Beyond the physical challenges presented by saltwater and severe weather, the marine energy industry has faced financial challenges. Because tidal energy is largely still in the research and development phase, it is considered a high-risk financial investment. And, upfront development costs are high for everything from materials to securing time in wave pool testing facilities to getting equipment out for actual ocean assessment. Integrating new technologies with existing power grids can also be costly.

Where Will Marine Energy Fit In?

Marine energy may not overtake solar energy here in the United States anytime soon. However, we don’t have to take the perspective of swapping one form of energy for another. Perhaps truly sustainable energy models incorporate multiple sources and leverage both renewable and non-renewable options. 
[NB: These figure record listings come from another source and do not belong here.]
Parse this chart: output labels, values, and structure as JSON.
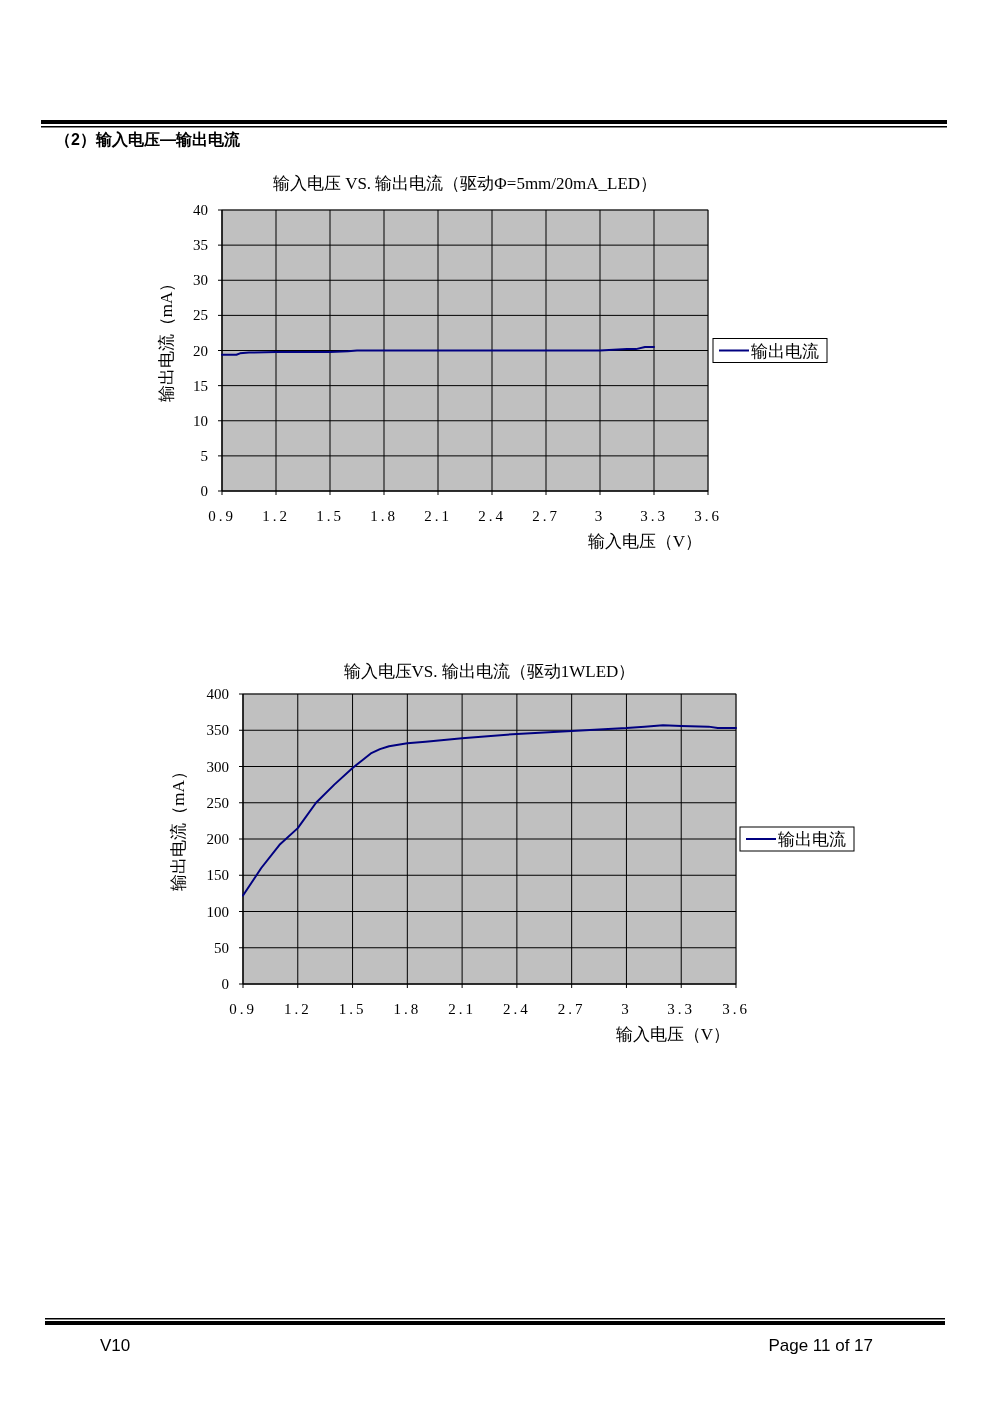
{
  "chart_data": [
    {
      "type": "line",
      "title": "输入电压 VS. 输出电流（驱动Φ=5mm/20mA_LED）",
      "xlabel": "输入电压（V）",
      "ylabel": "输出电流（mA）",
      "annotations": [
        "（2）输入电压—输出电流"
      ],
      "series": [
        {
          "name": "输出电流",
          "color": "#000080",
          "x": [
            0.9,
            0.98,
            1.0,
            1.05,
            1.2,
            1.5,
            1.6,
            1.65,
            2.0,
            2.5,
            3.0,
            3.15,
            3.2,
            3.25,
            3.3
          ],
          "values": [
            19.4,
            19.4,
            19.6,
            19.7,
            19.8,
            19.8,
            19.9,
            20.0,
            20.0,
            20.0,
            20.0,
            20.2,
            20.2,
            20.5,
            20.5
          ]
        }
      ],
      "xlim": [
        0.9,
        3.6
      ],
      "xticks": [
        0.9,
        1.2,
        1.5,
        1.8,
        2.1,
        2.4,
        2.7,
        3,
        3.3,
        3.6
      ],
      "ylim": [
        0,
        40
      ],
      "yticks": [
        0,
        5,
        10,
        15,
        20,
        25,
        30,
        35,
        40
      ],
      "grid": true,
      "legend": "right",
      "marker": "none",
      "line_style": "solid"
    },
    {
      "type": "line",
      "title": "输入电压VS. 输出电流（驱动1WLED）",
      "xlabel": "输入电压（V）",
      "ylabel": "输出电流（mA）",
      "annotations": [
        "V10",
        "Page 11 of 17"
      ],
      "series": [
        {
          "name": "输出电流",
          "color": "#000080",
          "x": [
            0.9,
            1.0,
            1.1,
            1.2,
            1.3,
            1.4,
            1.5,
            1.55,
            1.6,
            1.65,
            1.7,
            1.8,
            1.9,
            2.1,
            2.4,
            2.7,
            3.0,
            3.1,
            3.2,
            3.3,
            3.45,
            3.5,
            3.6
          ],
          "values": [
            122,
            160,
            192,
            215,
            250,
            275,
            298,
            308,
            318,
            324,
            328,
            332,
            334,
            339,
            345,
            349,
            353,
            355,
            357,
            356,
            355,
            353,
            353
          ]
        }
      ],
      "xlim": [
        0.9,
        3.6
      ],
      "xticks": [
        0.9,
        1.2,
        1.5,
        1.8,
        2.1,
        2.4,
        2.7,
        3,
        3.3,
        3.6
      ],
      "ylim": [
        0,
        400
      ],
      "yticks": [
        0,
        50,
        100,
        150,
        200,
        250,
        300,
        350,
        400
      ],
      "grid": true,
      "legend": "right",
      "marker": "none",
      "line_style": "solid"
    }
  ]
}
All over the world, developers are looking at existing offshore wind turbine farms as prime locations for wave farms. Could wind and wave energy both be farmed in the same location? If so, it's possible some of the costly logistical and technological challenges could be streamlined. But, more importantly, the combination could add a layer of security to power grids.

In South Africa, a model combining one wind turbine, five wave turbines, and a diesel generator is having great success. Through the lens of sustainability, this could be an optimized combination that relies on renewable energy but is backed up by fossil fuels.

In Europe, where funding is somewhat fragmented, the industry has focused on leveraging marine energy for small-scale energy needs. Remotely located communities and industries are benefiting from harnessed water power. The goal isn’t to find the strongest power source, but rather, a consistent power source. That puts lakes, rivers, and inlets in the running as potential power sources for non-utility-sized needs.

Japan installed a tidal turbine in its Naru Straight as part of its national goal to decarbonize. The turbine is intended to supply the Goto Islands with electricity. Japan is an ideal location for large-scale marine energy production due to the fact that its coastal currents are consistently strong. Canada, France, and the UK all have similarly ideal regions, which means the British turbine positioned on the Japanese coast has the potential to be usable around the world.

In the United States, the Mississippi River is home to two twelve-foot-diameter turbines that developers believe could operate indefinitely as long as the river continues to run. The turbines have been added to an existing dam structure and integrated into the existing power grid. Unlike ocean currents, the Mississippi is free of corrosive saltwater. Hydropower also made the list of preferred energy alongside geothermal, biomass, coal, oil, and gas. Sourcing energy from water flow made the cut because it has the capability to generate around-the-clock energy 365 days a year.  If reliability and consistency are the most important priorities when considering energy investments, then marine power is sure to make slow and steady progress as it gains a footing in the energy landscape.